There is an interesting a back story to the development of Chartier’s working process and visual language. On the one hand it draws on her former day job as a paint tester and demonstrator for Golden Paint, an origins story almost too good to be true. Another major influence is something called gel electrophoresis, an arcane but widespread scientific technique in which the migration of molecules through a gel medium is subsequently stained and photographed, resulting in analytical charts which are the clear model for those of Chartier, a debt she proudly acknowledges.
But for many viewers, the nature of these paintings as the results of an elaborate research project (about which the artist is clearly quite sincere) is rather beside the point. It’s really about what we see on the wall, the ghostly way Chartier’s colorful amoebas, coins, kidney beans, and streaks inhabit and illuminate their ethereal picture space.
In the moderate-sized painting entitled, "Color Chart/Chance Selection," for example, six columns of blindfold/ boomerang/ kidney shapes assert themselves against the surrounding white in a wide variety of ways. One set of black blobs has the dark, charred look of holes burned into a piece of wood, surrounded by a gauzy penumbra like the ring around a solar eclipse – with auras the color of rust, of new grass, or of blood. Elsewhere in the painting things get even more intense, with beacons of Day-Glo pink, orange, and violet surrounding darker but still colorful cores. Chartier further complicates the mix by masking and exposing these painted columns to a color-altering light, which slightly darkens their immediate background, making the whole row stand forward from the surrounding untainted white, like flowers in the snow.
Like most good painters, Chartier is skillful at altering the mix so that she can explore a range of ideas within her chosen area of focus. Some of the paintings, like "Giant Color Chart," feature a full spectrum of color; others, like "Little Grid w/Scarlet #5," are monochromatic, with minute variations of essentially the same color, enlivened by the spooky arrangement of its dissolving elements in shallow space. Similarly, the underlying shapes and methods of the repetitions are inventively varied, from honeycombs of coins, to what looks like drips turned sideways and overpainted with streaks, to one very atypical (and not terribly successful) view of what looks vaguely like a close-up of highly-angular orange lace.

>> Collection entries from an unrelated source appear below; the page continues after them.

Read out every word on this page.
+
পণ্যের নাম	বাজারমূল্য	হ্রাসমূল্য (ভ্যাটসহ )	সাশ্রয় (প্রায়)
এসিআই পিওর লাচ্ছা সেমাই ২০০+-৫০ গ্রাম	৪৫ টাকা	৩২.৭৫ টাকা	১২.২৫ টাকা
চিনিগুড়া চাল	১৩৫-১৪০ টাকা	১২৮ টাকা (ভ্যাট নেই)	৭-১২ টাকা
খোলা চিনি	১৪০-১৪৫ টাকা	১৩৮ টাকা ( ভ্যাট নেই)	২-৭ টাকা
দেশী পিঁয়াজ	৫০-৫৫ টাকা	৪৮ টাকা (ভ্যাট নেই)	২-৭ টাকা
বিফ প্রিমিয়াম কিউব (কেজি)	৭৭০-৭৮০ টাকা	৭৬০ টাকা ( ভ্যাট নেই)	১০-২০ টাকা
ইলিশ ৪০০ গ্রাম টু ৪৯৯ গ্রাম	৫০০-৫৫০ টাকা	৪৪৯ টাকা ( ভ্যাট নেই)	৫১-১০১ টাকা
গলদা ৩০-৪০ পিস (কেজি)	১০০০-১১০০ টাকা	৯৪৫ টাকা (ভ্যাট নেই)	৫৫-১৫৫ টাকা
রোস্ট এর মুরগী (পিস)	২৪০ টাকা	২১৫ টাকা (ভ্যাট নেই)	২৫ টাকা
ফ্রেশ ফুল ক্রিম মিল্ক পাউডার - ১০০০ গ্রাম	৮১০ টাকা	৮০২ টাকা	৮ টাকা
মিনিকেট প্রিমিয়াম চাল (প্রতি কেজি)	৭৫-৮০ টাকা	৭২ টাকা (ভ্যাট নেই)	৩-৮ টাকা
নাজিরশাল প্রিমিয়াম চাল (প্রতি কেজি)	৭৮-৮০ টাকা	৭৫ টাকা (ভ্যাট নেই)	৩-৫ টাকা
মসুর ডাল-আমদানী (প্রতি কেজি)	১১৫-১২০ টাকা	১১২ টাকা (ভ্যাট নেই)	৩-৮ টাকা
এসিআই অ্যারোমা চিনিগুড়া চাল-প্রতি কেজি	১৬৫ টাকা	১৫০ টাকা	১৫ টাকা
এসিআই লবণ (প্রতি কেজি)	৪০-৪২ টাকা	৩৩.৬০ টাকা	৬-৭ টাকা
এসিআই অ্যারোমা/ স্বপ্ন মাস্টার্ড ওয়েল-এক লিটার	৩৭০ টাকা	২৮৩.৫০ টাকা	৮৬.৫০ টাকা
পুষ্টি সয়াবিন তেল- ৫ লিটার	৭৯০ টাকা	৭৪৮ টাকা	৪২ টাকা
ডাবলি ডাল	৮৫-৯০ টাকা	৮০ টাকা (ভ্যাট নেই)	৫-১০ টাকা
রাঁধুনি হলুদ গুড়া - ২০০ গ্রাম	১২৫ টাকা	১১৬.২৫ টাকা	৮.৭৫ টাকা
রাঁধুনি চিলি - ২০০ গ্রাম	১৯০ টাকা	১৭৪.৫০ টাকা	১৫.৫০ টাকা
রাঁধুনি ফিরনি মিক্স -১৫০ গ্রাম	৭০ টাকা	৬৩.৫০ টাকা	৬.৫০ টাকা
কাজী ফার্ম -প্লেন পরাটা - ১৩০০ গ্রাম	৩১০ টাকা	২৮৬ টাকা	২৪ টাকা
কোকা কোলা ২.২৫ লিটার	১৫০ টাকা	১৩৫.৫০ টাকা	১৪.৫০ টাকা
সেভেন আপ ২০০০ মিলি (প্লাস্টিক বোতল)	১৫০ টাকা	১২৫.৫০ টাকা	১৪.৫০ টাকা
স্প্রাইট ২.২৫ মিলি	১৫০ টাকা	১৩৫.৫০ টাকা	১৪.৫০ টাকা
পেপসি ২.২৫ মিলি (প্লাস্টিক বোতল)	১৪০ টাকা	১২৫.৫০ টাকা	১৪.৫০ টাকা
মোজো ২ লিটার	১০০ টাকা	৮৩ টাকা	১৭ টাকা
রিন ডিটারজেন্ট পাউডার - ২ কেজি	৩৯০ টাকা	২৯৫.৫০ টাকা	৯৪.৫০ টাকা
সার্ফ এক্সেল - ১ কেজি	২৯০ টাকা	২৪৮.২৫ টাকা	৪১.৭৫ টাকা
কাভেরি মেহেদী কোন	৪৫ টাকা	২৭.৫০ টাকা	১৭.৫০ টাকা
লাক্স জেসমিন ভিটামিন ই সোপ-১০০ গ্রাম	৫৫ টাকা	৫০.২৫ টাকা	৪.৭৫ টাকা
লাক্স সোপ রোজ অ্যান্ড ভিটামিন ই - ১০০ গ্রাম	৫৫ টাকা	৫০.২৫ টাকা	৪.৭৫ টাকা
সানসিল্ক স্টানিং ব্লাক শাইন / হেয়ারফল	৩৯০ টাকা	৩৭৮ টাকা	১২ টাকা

Though most of the paint surface is completely flat, here and there some laboratory incident has created actual relief: tiny pits like moon craters here, enigmatic long grooves there. The grooves are found on one of the oddest images in the show, a truly confounding set of five dark lozenges shaped like the soles of misshapen shoes, all grimly blackened except for wisps of brilliant color leaking around the edges, like a gesture of hope and defiance in the face of death and decay, or the last blaze of a dying star.
This is a very strong body of work, and more than justifies the artist’s growing reputation. Part of me wishes that the imagery was as mesmerizing in its overall effect as it is in its particulars, but what particulars! By drilling down to the molecular level of paint technology, Chartier has succeeded in freeing up those energies to be found in the deep interstices, places where films of color creep and collide. One is in no hurry for this particular laboratory process to come to a close.